Templates instantiate other templates. Base templates are the fundament templates, that produces the triples (Here the ottr:Triple template). Example from the Pizza ontology [1] :

<ottr>
ex:NamedPizza[owl:Class ?pizza, ? owl:NamedIndividual ?country, NEList<ottr:IRI> ?toppings = (ex:TomatoSauce)] :: {
  ax:SubClassOf(?pizza, ex:NamedPizza),
  ax:SubObjectHasValue(?pizza, ex:hasCountryOfOrigin, ?country),
  ax:SubObjectAllValuesFrom(?pizza, ex:hasTopping, _:toppingsUnion),
  rstr:ObjectUnionOf(_:toppingsUnion, ?toppings),
  cross | ax:SubObjectSomeValuesFrom(?pizza, ex:hasTopping, ++?toppings)
} .
</ottr>

This example template from the OTTR-website uses different features (all implemented OTTR features are described in detail in the other sections):

  • ?, marking a parameter/argument as optional and so the input can be set to none or ottr:none, so that the instances of the templates are executed otherwise the template does not produce any output if arguments (without the parameter option) have the value equal to none. (Another parameter option in the Non-Blank option !, that is also written in front of the argument name and an optional type restriction).
  • _:toppingsUnion, blank nodes generate new IRIs (references) for every instance of the template without putting an explicit IRI inside the template (Non-Blank parameter option ! throws an error if the value of an argument is a blank node).
  • cross | ... ++, list expand and list expander that handles different list behavior to instantiation of templates and triples with lists as arguments, so that every entry in a list gets an own instance. There is the cross (-product), ZipMin and ZipMax for multiple lists as arguments for an instance, that connects the entries of the different lists in nonidentical ways.
  • owl:Class, NEList<ottr:IRI>, type check of the arguments. In this case to IRIs with the type of owl:class and inputs of not empty lists with entries of any IRI look.
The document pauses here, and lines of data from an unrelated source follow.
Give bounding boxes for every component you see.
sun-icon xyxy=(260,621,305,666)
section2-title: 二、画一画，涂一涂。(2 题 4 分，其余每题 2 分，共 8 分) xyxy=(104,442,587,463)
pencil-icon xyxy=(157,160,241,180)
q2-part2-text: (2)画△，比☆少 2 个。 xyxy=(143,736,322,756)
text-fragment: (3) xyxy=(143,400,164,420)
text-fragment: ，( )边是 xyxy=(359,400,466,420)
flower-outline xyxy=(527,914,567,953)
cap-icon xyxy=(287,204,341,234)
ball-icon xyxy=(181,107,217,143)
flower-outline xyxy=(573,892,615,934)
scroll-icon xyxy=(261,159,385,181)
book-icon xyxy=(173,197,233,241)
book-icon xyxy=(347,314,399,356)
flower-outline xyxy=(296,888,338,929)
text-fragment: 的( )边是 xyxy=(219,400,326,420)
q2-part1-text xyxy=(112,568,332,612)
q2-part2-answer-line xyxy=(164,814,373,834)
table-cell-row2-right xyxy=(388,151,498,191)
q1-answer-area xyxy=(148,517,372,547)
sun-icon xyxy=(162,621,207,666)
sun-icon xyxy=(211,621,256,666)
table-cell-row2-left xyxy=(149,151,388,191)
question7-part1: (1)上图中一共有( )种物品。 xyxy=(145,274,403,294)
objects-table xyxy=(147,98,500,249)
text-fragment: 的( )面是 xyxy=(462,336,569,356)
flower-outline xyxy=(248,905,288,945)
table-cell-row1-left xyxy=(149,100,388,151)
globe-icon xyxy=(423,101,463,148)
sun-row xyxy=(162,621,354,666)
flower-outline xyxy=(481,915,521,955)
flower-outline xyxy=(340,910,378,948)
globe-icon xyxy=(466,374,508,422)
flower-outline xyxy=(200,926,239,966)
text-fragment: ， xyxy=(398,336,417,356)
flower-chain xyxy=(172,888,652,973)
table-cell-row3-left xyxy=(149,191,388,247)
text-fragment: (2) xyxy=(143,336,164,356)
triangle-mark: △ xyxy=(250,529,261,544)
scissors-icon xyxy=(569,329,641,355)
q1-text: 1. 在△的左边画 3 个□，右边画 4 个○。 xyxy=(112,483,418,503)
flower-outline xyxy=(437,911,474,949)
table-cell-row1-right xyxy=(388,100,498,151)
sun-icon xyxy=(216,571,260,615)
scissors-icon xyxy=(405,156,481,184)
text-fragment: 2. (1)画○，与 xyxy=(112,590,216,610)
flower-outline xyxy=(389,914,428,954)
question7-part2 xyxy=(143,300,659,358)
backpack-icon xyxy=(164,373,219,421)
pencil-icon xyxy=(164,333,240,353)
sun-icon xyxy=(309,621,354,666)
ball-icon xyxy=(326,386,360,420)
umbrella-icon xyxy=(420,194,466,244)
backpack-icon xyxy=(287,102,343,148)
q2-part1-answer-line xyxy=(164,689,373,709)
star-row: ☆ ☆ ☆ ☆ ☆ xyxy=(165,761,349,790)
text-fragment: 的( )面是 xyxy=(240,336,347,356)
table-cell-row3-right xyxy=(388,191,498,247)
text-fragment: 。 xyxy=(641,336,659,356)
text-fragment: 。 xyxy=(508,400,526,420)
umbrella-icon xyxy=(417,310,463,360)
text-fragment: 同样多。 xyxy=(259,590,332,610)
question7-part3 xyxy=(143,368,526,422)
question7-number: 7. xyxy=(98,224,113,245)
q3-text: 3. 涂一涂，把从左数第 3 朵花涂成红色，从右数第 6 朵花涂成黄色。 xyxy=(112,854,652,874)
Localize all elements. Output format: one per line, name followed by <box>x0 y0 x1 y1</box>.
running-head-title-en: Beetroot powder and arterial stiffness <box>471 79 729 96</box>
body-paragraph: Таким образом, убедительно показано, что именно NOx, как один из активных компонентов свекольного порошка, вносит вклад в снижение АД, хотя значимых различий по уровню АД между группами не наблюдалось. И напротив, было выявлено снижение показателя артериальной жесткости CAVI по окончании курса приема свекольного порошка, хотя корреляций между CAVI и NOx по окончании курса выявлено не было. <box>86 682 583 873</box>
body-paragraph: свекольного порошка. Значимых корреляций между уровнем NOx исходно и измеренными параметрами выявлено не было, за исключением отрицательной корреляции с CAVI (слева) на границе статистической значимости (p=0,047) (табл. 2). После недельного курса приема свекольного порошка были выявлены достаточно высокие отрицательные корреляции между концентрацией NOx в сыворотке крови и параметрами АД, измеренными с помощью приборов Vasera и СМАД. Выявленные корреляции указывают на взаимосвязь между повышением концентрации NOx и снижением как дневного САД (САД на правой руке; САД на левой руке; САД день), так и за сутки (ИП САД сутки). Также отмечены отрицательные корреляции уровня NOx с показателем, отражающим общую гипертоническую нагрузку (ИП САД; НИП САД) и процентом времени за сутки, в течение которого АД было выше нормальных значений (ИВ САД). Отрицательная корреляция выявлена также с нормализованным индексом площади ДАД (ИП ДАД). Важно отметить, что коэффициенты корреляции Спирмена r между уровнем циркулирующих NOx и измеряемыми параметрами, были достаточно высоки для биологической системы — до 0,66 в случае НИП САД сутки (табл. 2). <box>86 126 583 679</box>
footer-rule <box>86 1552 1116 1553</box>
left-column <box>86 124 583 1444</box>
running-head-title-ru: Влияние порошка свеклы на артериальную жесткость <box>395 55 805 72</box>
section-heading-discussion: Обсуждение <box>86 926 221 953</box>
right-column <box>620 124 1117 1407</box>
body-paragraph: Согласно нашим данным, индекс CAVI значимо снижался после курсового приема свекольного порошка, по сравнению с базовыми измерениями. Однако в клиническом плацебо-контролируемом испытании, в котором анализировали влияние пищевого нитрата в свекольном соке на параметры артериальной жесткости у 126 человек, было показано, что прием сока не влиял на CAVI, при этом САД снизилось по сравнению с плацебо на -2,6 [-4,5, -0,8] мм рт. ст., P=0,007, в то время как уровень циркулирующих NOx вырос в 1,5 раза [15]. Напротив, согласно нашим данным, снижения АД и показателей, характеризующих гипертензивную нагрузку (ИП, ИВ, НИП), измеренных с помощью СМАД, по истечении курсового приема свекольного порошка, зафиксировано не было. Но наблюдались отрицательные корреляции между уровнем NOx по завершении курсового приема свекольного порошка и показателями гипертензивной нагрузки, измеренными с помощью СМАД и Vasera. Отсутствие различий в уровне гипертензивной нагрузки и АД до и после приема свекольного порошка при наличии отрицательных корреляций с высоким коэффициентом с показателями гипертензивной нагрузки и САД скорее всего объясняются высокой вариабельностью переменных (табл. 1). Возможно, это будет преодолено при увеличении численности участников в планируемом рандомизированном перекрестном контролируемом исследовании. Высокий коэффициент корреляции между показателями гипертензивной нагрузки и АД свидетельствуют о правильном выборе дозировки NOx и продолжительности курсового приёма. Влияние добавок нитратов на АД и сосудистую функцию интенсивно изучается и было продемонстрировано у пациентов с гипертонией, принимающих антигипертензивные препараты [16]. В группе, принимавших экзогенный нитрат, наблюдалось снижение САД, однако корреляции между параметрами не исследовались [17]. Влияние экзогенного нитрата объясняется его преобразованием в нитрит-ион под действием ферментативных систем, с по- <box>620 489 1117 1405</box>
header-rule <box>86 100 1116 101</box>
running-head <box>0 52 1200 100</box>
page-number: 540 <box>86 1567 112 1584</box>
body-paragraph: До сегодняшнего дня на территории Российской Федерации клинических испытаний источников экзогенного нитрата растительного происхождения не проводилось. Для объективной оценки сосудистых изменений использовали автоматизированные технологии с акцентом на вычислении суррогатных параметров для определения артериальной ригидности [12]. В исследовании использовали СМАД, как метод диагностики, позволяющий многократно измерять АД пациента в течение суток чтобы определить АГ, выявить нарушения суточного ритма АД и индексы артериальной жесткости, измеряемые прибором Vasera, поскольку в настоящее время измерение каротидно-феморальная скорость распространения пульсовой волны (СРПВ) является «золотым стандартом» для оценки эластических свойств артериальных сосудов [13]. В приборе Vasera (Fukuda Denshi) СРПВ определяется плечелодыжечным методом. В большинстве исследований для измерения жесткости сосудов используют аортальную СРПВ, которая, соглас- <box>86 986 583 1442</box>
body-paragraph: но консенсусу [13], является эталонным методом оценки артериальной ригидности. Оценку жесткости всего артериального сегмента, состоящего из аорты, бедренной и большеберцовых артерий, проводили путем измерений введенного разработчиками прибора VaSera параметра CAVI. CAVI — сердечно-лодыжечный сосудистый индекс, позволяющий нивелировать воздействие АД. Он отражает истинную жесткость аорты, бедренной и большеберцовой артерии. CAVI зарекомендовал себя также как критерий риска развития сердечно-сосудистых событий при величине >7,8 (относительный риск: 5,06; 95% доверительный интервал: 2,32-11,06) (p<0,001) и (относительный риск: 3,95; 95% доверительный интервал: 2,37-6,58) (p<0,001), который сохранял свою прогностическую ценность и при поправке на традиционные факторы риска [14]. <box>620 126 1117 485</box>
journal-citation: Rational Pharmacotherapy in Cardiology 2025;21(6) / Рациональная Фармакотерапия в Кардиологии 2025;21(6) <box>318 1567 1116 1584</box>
In the extension this feature is best working for literal types and Lists, but the type interference of the input needs some additional attention by the user.
  • = (ex:TomatoSauce) default value such that if a none value is passed the default value is used. (Added inside this example for this documentation)


Instantiate Templates, that produce triples on the page.

<ottr>
ex:NamedPizza(ex:Margherita, ex:Italy, (ex:Mozzarella, ex:Tomato)) .
ex:NamedPizza(ex:Hawaii, none, (ex:Cheese, ex:Ham, ex:Pineapple)) .
</ottr>

Inside a media wiki, that handles such themes it would be, for example, plausible to write the first instance on the ex:Margherita and second on the ex:Hawaii, so that the information is stored on the correlated pages.

SubtemplatesEdit

A base template can be defined like here [2]:

<ottr>ottr:Triple [ ottr:IRI ?subject, ! ottr:IRI ?predicate, rdfs:Resource ?object ] :: BASE .</ottr>

Other templates that create rdf(s) relationships like subclasses, etc. (Often with a more complex triple call than just one call):

<ottr>
ax:SubClassOf[
    ottr:IRI ?subclass,
    ottr:IRI ?parentclass
] :: {
    ottr:Triple(?subclass, rdfs:subClassOf, ?parentclass)
} .
</ottr>

Implementation DetailsEdit

The generated code is not saved on the page, like all normal parser tags. An exception is the usage of the #safesubst:ottrFunction, which replaces the call directly while the page saving process.